Comme attendu, les ministres de l’UE chargés des Affaires européennes ont adopté, mardi 13 octobre, une recommandation non contraignante sur la coordination des mesures nationales visant à restreindre les déplacements dans l’UE en réponse à la pandémie (EUROPE 12578/1).
Cette recommandation, que la Commission avait formulée dans un projet présenté le 4 septembre, prévoit des critères communs pour identifier les zones à risque et établit un code couleur commun (vert, orange, rouge, gris). Elle arrête des mesures communes à introduire au retour de zones rouges ou oranges (aucune restriction ne devant concerner les zones dites vertes) et invite également à la reconnaissance mutuelle des tests de dépistages.
Le texte ne les y oblige pas cependant et ne prescrit rien non plus en termes de durée de quarantaine ; il laisse également le choix de recourir aux quarantaines et/ou aux tests.
La Commission a néanmoins salué l’adoption de cette recommandation « qui permettra de mettre de l'ordre dans une situation actuellement confuse. (...) Nous avons appris de nos leçons : nous ne surmonterons pas la crise en fermant unilatéralement les frontières, mais en travaillant ensemble », a déclaré l’institution dans un communiqué.
« Il est de notre devoir d’assurer la coordination de toutes les mesures qui affectent la liberté de circulation et de donner aux citoyens l’information dont ils besoin pour décider de voyager », a déclaré pour sa part Michael Roth, secrétaire d’État allemand aux Affaires européennes.
« Cet accord permet d’éviter les fermetures de frontières et privilégie les mesures de contrôle sanitaire les moins pénalisantes, comme les tests », a réagi le secrétaire d'État français Clément Beaune.

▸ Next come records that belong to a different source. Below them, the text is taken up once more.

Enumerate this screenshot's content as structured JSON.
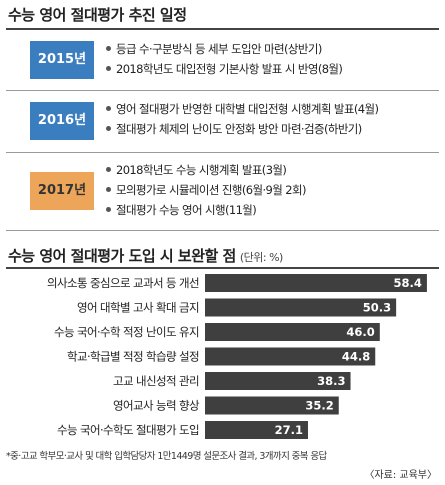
{
  "schedule": {
    "title": "수능 영어 절대평가 추진 일정",
    "rows": [
      {
        "year": "2015년",
        "color": "#3b7ec0",
        "items": [
          "등급 수·구분방식 등 세부 도입안 마련(상반기)",
          "2018학년도 대입전형 기본사항 발표 시 반영(8월)"
        ]
      },
      {
        "year": "2016년",
        "color": "#3b7ec0",
        "items": [
          "영어 절대평가 반영한 대학별 대입전형 시행계획 발표(4월)",
          "절대평가 체제의 난이도 안정화 방안 마련·검증(하반기)"
        ]
      },
      {
        "year": "2017년",
        "color": "#eda55a",
        "items": [
          "2018학년도 수능 시행계획 발표(3월)",
          "모의평가로 시뮬레이션 진행(6월·9월 2회)",
          "절대평가 수능 영어 시행(11월)"
        ]
      }
    ]
  },
  "chart_data": {
    "type": "bar",
    "orientation": "horizontal",
    "title": "수능 영어 절대평가 도입 시 보완할 점",
    "unit_label": "(단위: %)",
    "categories": [
      "의사소통 중심으로 교과서 등 개선",
      "영어 대학별 고사 확대 금지",
      "수능 국어·수학 적정 난이도 유지",
      "학교·학급별 적정 학습량 설정",
      "고교 내신성적 관리",
      "영어교사 능력 향상",
      "수능 국어·수학도 절대평가 도입"
    ],
    "values": [
      58.4,
      50.3,
      46.0,
      44.8,
      38.3,
      35.2,
      27.1
    ],
    "data_labels": [
      "58.4",
      "50.3",
      "46.0",
      "44.8",
      "38.3",
      "35.2",
      "27.1"
    ],
    "xlim": [
      0,
      60
    ],
    "bar_color": "#3f3f3f",
    "label_color": "#ffffff",
    "grid": false,
    "legend": "none"
  },
  "footnote": "*중·고교 학부모·교사 및 대학 입학담당자 1만1449명 설문조사 결과, 3개까지 중복 응답",
  "source": "〈자료: 교육부〉"
}
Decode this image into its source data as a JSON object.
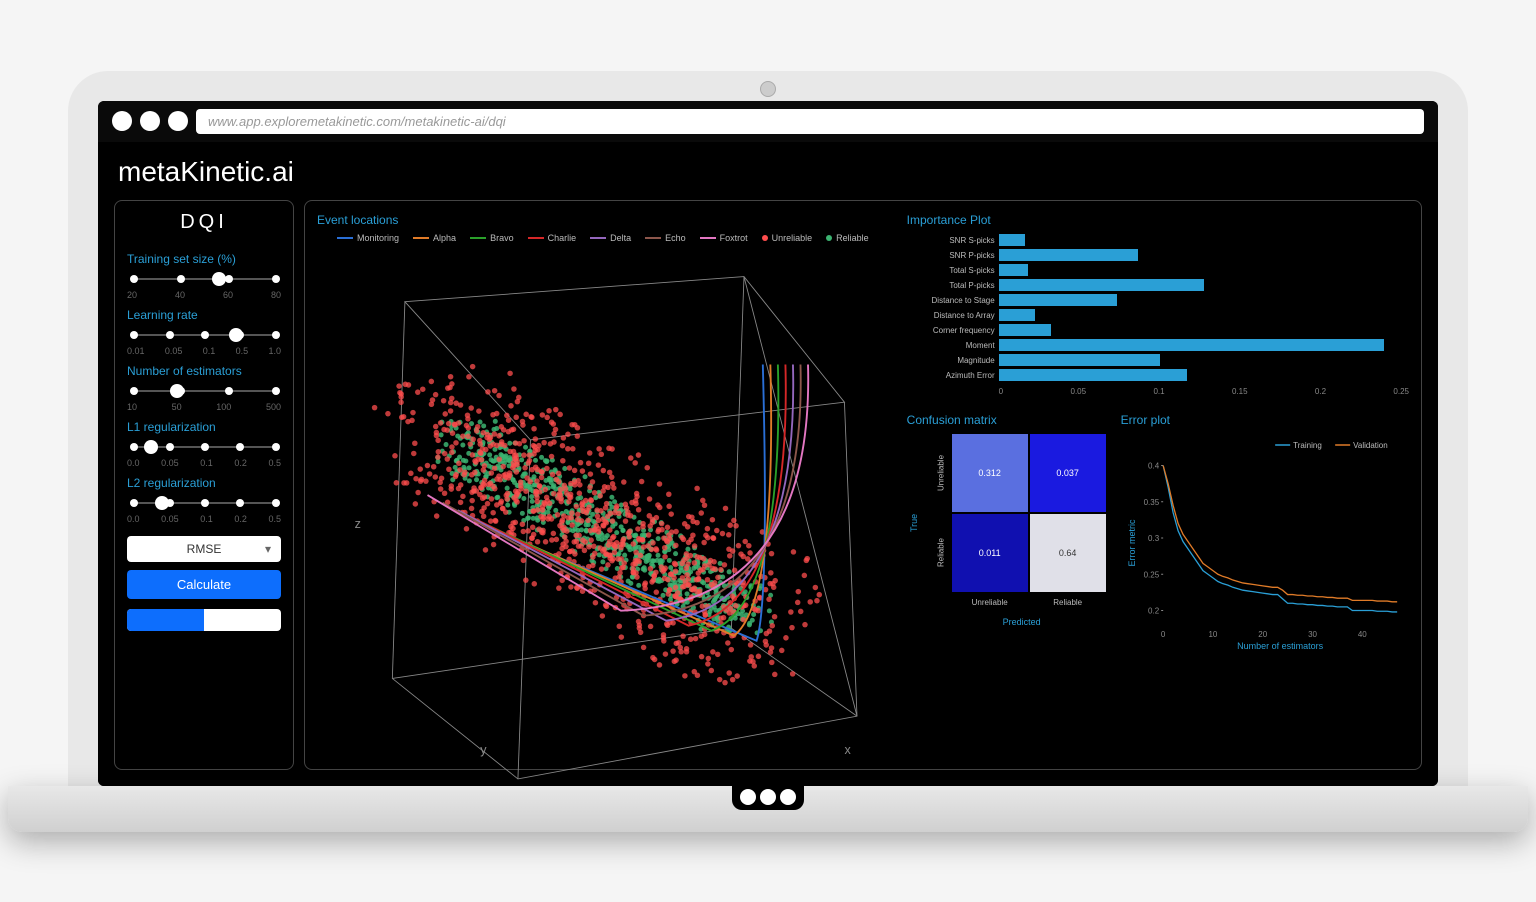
{
  "url": "www.app.exploremetakinetic.com/metakinetic-ai/dqi",
  "app_title": "metaKinetic.ai",
  "sidebar": {
    "title": "DQI",
    "params": [
      {
        "label": "Training set size (%)",
        "ticks": [
          "20",
          "40",
          "60",
          "80"
        ],
        "value_pct": 60
      },
      {
        "label": "Learning rate",
        "ticks": [
          "0.01",
          "0.05",
          "0.1",
          "0.5",
          "1.0"
        ],
        "value_pct": 72
      },
      {
        "label": "Number of estimators",
        "ticks": [
          "10",
          "50",
          "100",
          "500"
        ],
        "value_pct": 30
      },
      {
        "label": "L1 regularization",
        "ticks": [
          "0.0",
          "0.05",
          "0.1",
          "0.2",
          "0.5"
        ],
        "value_pct": 12
      },
      {
        "label": "L2 regularization",
        "ticks": [
          "0.0",
          "0.05",
          "0.1",
          "0.2",
          "0.5"
        ],
        "value_pct": 20
      }
    ],
    "metric": "RMSE",
    "calc_label": "Calculate",
    "progress_pct": 50
  },
  "event_locations": {
    "title": "Event locations",
    "legend_lines": [
      {
        "label": "Monitoring",
        "color": "#2a6fd6"
      },
      {
        "label": "Alpha",
        "color": "#e07b28"
      },
      {
        "label": "Bravo",
        "color": "#2aa02a"
      },
      {
        "label": "Charlie",
        "color": "#d62728"
      },
      {
        "label": "Delta",
        "color": "#9467bd"
      },
      {
        "label": "Echo",
        "color": "#8c564b"
      },
      {
        "label": "Foxtrot",
        "color": "#e377c2"
      }
    ],
    "legend_dots": [
      {
        "label": "Unreliable",
        "color": "#ff4d4d"
      },
      {
        "label": "Reliable",
        "color": "#3cb371"
      }
    ],
    "axes": {
      "x": "x",
      "y": "y",
      "z": "z"
    },
    "box_stroke": "#888",
    "point_count_red": 900,
    "point_count_green": 700,
    "well_colors": [
      "#2a6fd6",
      "#e07b28",
      "#2aa02a",
      "#d62728",
      "#9467bd",
      "#8c564b",
      "#e377c2"
    ]
  },
  "importance": {
    "title": "Importance Plot",
    "max": 0.25,
    "ticks": [
      "0",
      "0.05",
      "0.1",
      "0.15",
      "0.2",
      "0.25"
    ],
    "bars": [
      {
        "label": "SNR S-picks",
        "value": 0.016
      },
      {
        "label": "SNR P-picks",
        "value": 0.085
      },
      {
        "label": "Total S-picks",
        "value": 0.018
      },
      {
        "label": "Total P-picks",
        "value": 0.125
      },
      {
        "label": "Distance to Stage",
        "value": 0.072
      },
      {
        "label": "Distance to Array",
        "value": 0.022
      },
      {
        "label": "Corner frequency",
        "value": 0.032
      },
      {
        "label": "Moment",
        "value": 0.235
      },
      {
        "label": "Magnitude",
        "value": 0.098
      },
      {
        "label": "Azimuth Error",
        "value": 0.115
      }
    ],
    "bar_color": "#2a9fd6"
  },
  "confusion": {
    "title": "Confusion matrix",
    "xlabel": "Predicted",
    "ylabel": "True",
    "x_cats": [
      "Unreliable",
      "Reliable"
    ],
    "y_cats": [
      "Unreliable",
      "Reliable"
    ],
    "cells": [
      {
        "value": "0.312",
        "bg": "#5a6fe0"
      },
      {
        "value": "0.037",
        "bg": "#1a1ae0"
      },
      {
        "value": "0.011",
        "bg": "#1010b0"
      },
      {
        "value": "0.64",
        "bg": "#e0e0e8",
        "fg": "#333"
      }
    ]
  },
  "error_plot": {
    "title": "Error plot",
    "xlabel": "Number of estimators",
    "ylabel": "Error metric",
    "legend": [
      {
        "label": "Training",
        "color": "#2a9fd6"
      },
      {
        "label": "Validation",
        "color": "#e07b28"
      }
    ],
    "xlim": [
      0,
      47
    ],
    "xticks": [
      "0",
      "10",
      "20",
      "30",
      "40"
    ],
    "ylim": [
      0.18,
      0.42
    ],
    "yticks": [
      "0.2",
      "0.25",
      "0.3",
      "0.35",
      "0.4"
    ],
    "training": [
      0.4,
      0.37,
      0.335,
      0.31,
      0.295,
      0.285,
      0.275,
      0.265,
      0.255,
      0.25,
      0.245,
      0.24,
      0.237,
      0.235,
      0.232,
      0.23,
      0.228,
      0.227,
      0.226,
      0.225,
      0.224,
      0.223,
      0.222,
      0.222,
      0.216,
      0.21,
      0.21,
      0.209,
      0.209,
      0.208,
      0.208,
      0.207,
      0.207,
      0.206,
      0.206,
      0.205,
      0.205,
      0.205,
      0.2,
      0.2,
      0.2,
      0.2,
      0.2,
      0.199,
      0.199,
      0.199,
      0.198,
      0.198
    ],
    "validation": [
      0.4,
      0.375,
      0.345,
      0.32,
      0.305,
      0.295,
      0.285,
      0.275,
      0.265,
      0.26,
      0.255,
      0.25,
      0.247,
      0.245,
      0.242,
      0.24,
      0.238,
      0.237,
      0.236,
      0.235,
      0.234,
      0.233,
      0.232,
      0.232,
      0.228,
      0.222,
      0.222,
      0.221,
      0.221,
      0.22,
      0.22,
      0.219,
      0.219,
      0.218,
      0.218,
      0.217,
      0.217,
      0.217,
      0.214,
      0.214,
      0.214,
      0.214,
      0.214,
      0.213,
      0.213,
      0.213,
      0.212,
      0.212
    ]
  }
}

Ce dernier se réjouit par ailleurs que la recommandation exempte de restrictions les déplacements essentiels, notamment ceux des travailleurs frontaliers.
Le Luxembourg n’a toutefois pas jugé la recommandation suffisamment forte sur ces aspects transfrontaliers et s’est abstenu avec une poignée d’autres pays. Le pays considère que le texte va favoriser les restrictions plutôt que faciliter la vie des Européens et qu'il ne préserve pas assez les principes de proportionnalité et de non-discrimination dans le choix de restreindre les mouvements.
Les critères utilisés sont par ailleurs insuffisants, le taux de mortalité et le taux d’hospitalisation n’ayant pas été pris en compte. Le Luxembourg s'inquiète aussi du fait que les États membres ayant mis en place des stratégies de test ambitieuses puissent par ailleurs être soumis à des restrictions par d’autres États membres qui ont des taux de test beaucoup moins élevés, dit une source.
Le secteur aérien déçu
« La recommandation du Conseil est loin de ce qu'elle était censée apporter : encourager la reprise des voyages grâce à une coordination efficace et à des mesures proportionnées, prévisibles et non discriminatoires », ont déploré les associations ACI EUROPE, Airlines for Europe (A4E) et IATA.
Les trois associations préconisaient le remplacement des mesures de quarantaine par des tests et ont déploré la règle d'information au public de 24 heures qui ne donne pas de visibilité suffisante aux voyageurs. Elles alertent par ailleurs sur les conséquences pour le secteur.